Where’d My Photos Go? Challenges in Preserving Digital Data for the Long Term

Seminar Slides: Download (PDF)

When: Thursday, December 12, 2013
Where: PGH 232
Time: 11:00 AM

Speaker: Prof. Ethan L. Miller, University of California, Santa Cruz

Host: Prof. Edgar Gabriel

Society’s memory was once stored on analog media, which survive benign neglect relatively well. However, our culture's heritage is now being generated and stored digitally, potentially presenting problems for long-term storage.  However, digital media require relatively constant maintenance to guard against threats ranging from device failure to format obsolescence to storage security to insufficient funding.  Preserving our digital heritage in the face of these challenges, thus avoiding a "digital dark age", is thus perhaps one of the most critical challenges faced by computer systems researchers.

This talk will provide an overview of the problem of archival storage, relating current practices in the digital realm to long-established techniques from analog media.  It will then discuss trade-offs that must be made over the lifetime of the stored data, which far exceeds the service life of any single component in the system, along with approaches to designing long-term preservation systems that leverage new technologies such as network-attached disk and flash memory to decrease cost and improve long-term security.  The talk will also cover our research on the use of modeling and Monte Carlo simulation to gauge the impact of design trade-offs and less common events on the likelihood that data will survive for the desired lifetime given an initial funding level.  We are also exploring the effects of long-term trends such as storage cost and density, power cost, and even changes in interest rates on data survivability.  By combining new design technologies with an understanding of how system costs may vary over the long term, we hope to provide techniques to guarantee that the vast quantity of data we are now generating will be available to future generations.

Bio:
Ethan L. Miller is a Professor of Computer Science at the University of California, Santa Cruz, where he is the  Director of the NSF I/UCRC Center for Research in Storage Systems (CRSS) and Associate Director of the Storage Systems Research Center (SSRC). He received his ScB from Brown in 1987 and his PhD from UC Berkeley in 1995, and has been on the UC Santa Cruz faculty since 2000.  He has written over 120 papers covering topics such as archival storage, file systems for high-end computing, metadata and information retrieval, file systems performance, secure file systems, and distributed systems.  He was a member of the team that developed Ceph, a scalable high-performance distributed file system for scientific computing that is now being adopted by several high-end computing organizations.  His work on reliability and security for scalable and distributed storage is also widely recognized, as is his work on secure, efficient long-term archival storage and scalable metadata systems.

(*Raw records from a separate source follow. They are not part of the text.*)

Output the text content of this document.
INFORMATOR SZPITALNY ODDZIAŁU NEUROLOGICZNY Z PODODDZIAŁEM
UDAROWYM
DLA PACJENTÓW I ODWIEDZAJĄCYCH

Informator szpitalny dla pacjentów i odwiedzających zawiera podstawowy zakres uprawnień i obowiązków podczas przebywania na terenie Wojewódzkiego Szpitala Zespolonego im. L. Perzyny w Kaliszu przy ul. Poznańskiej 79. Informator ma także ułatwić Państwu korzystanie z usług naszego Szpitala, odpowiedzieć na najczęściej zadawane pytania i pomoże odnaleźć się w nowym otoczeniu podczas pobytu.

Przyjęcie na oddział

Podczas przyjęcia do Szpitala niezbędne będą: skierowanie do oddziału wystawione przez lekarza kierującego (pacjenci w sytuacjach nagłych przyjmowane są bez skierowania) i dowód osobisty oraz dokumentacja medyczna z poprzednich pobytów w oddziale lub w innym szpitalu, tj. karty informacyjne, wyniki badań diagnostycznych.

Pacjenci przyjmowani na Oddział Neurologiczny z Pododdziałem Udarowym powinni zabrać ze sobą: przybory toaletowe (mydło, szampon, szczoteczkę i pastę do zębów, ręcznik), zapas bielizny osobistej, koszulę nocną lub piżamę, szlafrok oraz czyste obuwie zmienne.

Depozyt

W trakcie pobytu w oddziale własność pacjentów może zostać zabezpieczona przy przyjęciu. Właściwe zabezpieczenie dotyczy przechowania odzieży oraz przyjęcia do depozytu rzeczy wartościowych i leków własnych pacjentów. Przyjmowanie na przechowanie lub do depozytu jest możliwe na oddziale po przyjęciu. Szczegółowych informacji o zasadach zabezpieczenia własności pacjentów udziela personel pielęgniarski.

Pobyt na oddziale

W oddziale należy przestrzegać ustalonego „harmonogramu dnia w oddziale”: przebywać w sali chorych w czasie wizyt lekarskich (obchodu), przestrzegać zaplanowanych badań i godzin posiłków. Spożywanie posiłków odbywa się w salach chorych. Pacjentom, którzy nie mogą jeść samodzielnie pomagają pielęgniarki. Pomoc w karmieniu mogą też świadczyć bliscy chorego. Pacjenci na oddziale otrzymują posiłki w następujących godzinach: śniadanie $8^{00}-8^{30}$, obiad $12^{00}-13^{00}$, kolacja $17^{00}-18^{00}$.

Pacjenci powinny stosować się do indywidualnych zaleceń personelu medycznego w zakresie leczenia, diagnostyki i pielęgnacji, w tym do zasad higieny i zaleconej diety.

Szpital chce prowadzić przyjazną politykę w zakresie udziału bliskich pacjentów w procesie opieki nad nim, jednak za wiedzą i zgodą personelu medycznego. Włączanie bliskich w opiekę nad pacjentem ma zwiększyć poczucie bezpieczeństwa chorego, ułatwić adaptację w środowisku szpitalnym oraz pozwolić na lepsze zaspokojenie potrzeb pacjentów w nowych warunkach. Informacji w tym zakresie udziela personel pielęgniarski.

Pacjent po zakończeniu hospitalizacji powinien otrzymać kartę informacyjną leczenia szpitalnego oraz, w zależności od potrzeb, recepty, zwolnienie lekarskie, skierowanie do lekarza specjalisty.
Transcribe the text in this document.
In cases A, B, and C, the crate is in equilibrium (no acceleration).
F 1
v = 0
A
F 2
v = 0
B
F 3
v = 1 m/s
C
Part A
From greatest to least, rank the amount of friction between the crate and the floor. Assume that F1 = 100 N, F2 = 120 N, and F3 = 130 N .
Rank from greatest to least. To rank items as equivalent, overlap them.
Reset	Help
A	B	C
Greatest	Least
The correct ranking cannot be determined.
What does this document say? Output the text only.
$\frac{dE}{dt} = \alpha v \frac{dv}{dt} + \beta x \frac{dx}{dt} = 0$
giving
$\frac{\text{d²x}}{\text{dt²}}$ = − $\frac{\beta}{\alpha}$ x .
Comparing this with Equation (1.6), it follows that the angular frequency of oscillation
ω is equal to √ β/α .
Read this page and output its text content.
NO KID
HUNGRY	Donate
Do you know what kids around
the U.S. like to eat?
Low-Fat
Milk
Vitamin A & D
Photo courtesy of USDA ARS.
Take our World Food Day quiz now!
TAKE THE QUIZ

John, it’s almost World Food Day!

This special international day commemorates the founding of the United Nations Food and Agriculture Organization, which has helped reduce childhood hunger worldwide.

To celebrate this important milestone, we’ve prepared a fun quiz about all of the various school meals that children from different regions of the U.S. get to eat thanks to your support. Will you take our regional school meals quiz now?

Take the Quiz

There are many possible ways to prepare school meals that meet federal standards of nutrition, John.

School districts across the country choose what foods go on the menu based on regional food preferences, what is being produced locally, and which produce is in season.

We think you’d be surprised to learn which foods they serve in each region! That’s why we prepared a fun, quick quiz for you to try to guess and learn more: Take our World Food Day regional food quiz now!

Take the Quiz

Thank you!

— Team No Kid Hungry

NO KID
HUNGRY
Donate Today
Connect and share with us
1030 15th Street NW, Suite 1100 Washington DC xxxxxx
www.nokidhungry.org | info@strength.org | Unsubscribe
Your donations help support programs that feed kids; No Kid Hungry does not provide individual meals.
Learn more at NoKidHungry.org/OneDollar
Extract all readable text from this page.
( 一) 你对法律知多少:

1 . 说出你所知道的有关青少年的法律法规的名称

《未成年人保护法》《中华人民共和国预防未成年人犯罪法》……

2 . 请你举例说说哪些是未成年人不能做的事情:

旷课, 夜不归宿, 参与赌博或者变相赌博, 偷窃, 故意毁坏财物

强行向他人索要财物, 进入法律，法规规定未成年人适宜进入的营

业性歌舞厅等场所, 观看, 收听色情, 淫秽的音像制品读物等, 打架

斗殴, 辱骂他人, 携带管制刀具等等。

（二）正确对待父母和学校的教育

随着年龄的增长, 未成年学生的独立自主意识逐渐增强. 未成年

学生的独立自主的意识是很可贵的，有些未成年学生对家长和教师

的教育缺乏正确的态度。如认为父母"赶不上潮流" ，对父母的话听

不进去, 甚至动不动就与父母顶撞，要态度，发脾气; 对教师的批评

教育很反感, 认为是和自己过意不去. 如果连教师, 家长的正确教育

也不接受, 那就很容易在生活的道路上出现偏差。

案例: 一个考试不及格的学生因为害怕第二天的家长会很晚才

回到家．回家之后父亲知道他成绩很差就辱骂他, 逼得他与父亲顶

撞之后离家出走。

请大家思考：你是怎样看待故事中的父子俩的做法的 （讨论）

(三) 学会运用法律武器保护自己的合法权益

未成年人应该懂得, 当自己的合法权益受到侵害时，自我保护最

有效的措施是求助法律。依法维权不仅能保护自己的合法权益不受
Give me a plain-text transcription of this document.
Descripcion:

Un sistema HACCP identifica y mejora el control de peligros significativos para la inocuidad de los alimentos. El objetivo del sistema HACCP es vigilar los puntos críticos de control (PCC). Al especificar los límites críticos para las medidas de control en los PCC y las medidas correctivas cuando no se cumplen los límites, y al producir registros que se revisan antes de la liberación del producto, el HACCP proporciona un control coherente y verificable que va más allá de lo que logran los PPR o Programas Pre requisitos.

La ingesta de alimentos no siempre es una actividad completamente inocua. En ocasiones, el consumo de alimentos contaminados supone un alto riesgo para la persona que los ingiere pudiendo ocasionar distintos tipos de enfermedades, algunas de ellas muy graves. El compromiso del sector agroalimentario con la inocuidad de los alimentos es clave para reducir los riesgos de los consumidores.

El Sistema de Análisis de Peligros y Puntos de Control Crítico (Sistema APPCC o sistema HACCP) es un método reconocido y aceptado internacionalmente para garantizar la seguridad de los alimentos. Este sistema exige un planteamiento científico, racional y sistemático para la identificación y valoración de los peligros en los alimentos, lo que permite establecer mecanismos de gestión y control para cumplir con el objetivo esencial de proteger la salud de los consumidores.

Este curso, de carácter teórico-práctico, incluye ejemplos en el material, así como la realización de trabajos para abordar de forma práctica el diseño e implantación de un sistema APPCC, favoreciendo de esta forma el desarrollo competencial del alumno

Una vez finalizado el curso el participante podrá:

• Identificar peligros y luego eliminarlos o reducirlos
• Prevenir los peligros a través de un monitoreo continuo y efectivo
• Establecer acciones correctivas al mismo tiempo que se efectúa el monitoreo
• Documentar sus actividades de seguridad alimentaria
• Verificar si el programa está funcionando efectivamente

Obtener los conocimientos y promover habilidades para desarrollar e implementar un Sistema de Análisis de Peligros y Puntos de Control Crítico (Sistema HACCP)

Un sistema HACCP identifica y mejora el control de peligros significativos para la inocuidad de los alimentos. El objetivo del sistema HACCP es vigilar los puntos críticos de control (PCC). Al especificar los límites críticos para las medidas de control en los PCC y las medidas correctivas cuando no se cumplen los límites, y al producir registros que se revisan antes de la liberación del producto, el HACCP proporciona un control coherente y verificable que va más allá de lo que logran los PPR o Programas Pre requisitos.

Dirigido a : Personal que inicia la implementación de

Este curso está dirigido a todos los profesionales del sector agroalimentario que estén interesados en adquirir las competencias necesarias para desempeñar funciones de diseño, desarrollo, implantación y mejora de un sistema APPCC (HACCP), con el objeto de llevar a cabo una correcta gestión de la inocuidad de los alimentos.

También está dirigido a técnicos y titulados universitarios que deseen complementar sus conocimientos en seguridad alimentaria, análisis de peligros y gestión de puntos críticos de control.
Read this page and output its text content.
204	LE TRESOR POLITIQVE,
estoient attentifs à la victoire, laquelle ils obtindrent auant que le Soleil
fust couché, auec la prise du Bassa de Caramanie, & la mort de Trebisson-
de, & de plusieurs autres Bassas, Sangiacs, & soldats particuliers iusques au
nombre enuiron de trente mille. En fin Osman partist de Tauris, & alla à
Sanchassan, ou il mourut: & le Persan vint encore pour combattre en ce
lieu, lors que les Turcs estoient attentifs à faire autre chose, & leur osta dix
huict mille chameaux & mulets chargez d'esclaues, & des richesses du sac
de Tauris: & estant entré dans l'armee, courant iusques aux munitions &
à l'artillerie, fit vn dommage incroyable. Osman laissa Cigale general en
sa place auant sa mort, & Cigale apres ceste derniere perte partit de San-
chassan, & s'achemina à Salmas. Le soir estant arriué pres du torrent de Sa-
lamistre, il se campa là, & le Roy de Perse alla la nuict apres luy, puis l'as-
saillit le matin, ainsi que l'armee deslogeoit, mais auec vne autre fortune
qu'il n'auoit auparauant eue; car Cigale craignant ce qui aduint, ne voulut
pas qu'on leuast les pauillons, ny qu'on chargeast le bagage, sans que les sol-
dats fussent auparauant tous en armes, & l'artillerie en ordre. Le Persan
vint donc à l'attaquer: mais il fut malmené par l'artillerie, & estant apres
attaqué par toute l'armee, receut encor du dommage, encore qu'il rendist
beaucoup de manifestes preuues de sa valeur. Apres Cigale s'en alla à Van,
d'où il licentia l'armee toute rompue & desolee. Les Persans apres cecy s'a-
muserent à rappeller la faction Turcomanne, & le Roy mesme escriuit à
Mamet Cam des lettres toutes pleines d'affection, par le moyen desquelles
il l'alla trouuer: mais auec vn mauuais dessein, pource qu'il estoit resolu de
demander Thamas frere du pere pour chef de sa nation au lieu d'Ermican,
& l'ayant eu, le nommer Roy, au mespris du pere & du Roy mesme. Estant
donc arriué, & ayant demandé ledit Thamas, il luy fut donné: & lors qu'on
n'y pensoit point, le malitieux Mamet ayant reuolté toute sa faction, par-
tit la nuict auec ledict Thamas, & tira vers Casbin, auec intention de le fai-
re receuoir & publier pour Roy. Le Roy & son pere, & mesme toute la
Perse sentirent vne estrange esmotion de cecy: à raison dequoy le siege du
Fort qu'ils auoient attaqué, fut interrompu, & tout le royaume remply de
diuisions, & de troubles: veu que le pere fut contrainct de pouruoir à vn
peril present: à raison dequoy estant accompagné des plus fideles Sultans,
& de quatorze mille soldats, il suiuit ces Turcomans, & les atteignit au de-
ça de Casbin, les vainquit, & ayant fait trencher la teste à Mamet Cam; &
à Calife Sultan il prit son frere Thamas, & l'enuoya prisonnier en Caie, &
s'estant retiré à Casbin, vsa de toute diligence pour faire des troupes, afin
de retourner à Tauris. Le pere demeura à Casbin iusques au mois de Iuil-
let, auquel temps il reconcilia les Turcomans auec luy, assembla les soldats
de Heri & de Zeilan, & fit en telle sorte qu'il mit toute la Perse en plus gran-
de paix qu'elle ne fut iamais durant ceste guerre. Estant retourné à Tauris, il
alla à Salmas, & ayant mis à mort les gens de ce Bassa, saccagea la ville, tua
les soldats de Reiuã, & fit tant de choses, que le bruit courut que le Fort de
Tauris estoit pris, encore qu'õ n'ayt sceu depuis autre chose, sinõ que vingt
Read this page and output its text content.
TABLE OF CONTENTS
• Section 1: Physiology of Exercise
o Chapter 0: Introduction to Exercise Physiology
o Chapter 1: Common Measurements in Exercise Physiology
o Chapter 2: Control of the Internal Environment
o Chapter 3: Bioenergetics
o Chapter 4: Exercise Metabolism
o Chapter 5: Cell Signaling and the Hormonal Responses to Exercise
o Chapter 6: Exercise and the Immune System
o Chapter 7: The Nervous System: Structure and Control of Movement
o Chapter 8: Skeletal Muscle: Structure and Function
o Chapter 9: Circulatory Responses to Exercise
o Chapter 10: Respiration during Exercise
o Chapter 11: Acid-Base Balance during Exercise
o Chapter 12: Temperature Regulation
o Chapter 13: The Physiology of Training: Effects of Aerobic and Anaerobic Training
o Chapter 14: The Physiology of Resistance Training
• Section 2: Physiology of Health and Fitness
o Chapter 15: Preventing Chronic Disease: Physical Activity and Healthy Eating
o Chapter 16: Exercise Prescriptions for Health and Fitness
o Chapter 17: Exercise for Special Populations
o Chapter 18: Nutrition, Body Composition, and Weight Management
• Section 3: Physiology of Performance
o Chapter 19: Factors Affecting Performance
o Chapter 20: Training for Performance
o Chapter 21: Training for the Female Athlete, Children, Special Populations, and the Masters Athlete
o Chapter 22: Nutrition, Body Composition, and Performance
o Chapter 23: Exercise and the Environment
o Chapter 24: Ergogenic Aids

His current research projects, which are funded by the National Science Foundation, Department of Energy, and industry support for the CRSS and SSRC, include long-term archival storage systems, scalable metadata and indexing structures, high performance petabyte-scale storage systems, and file systems for non-volatile memory technologies.  Prof. Miller's broader interests include file systems, parallel and distributed systems, operating systems, and computer security.  In addition to research and teaching in storage systems and operating systems, Prof. Miller has worked with industry to help move research results into commercial use at companies such as Symantec, NetApp, and EMC; he has been working with Pure Storage since 2009 on designing purpose-built enterprise block storage from commodity flash drives.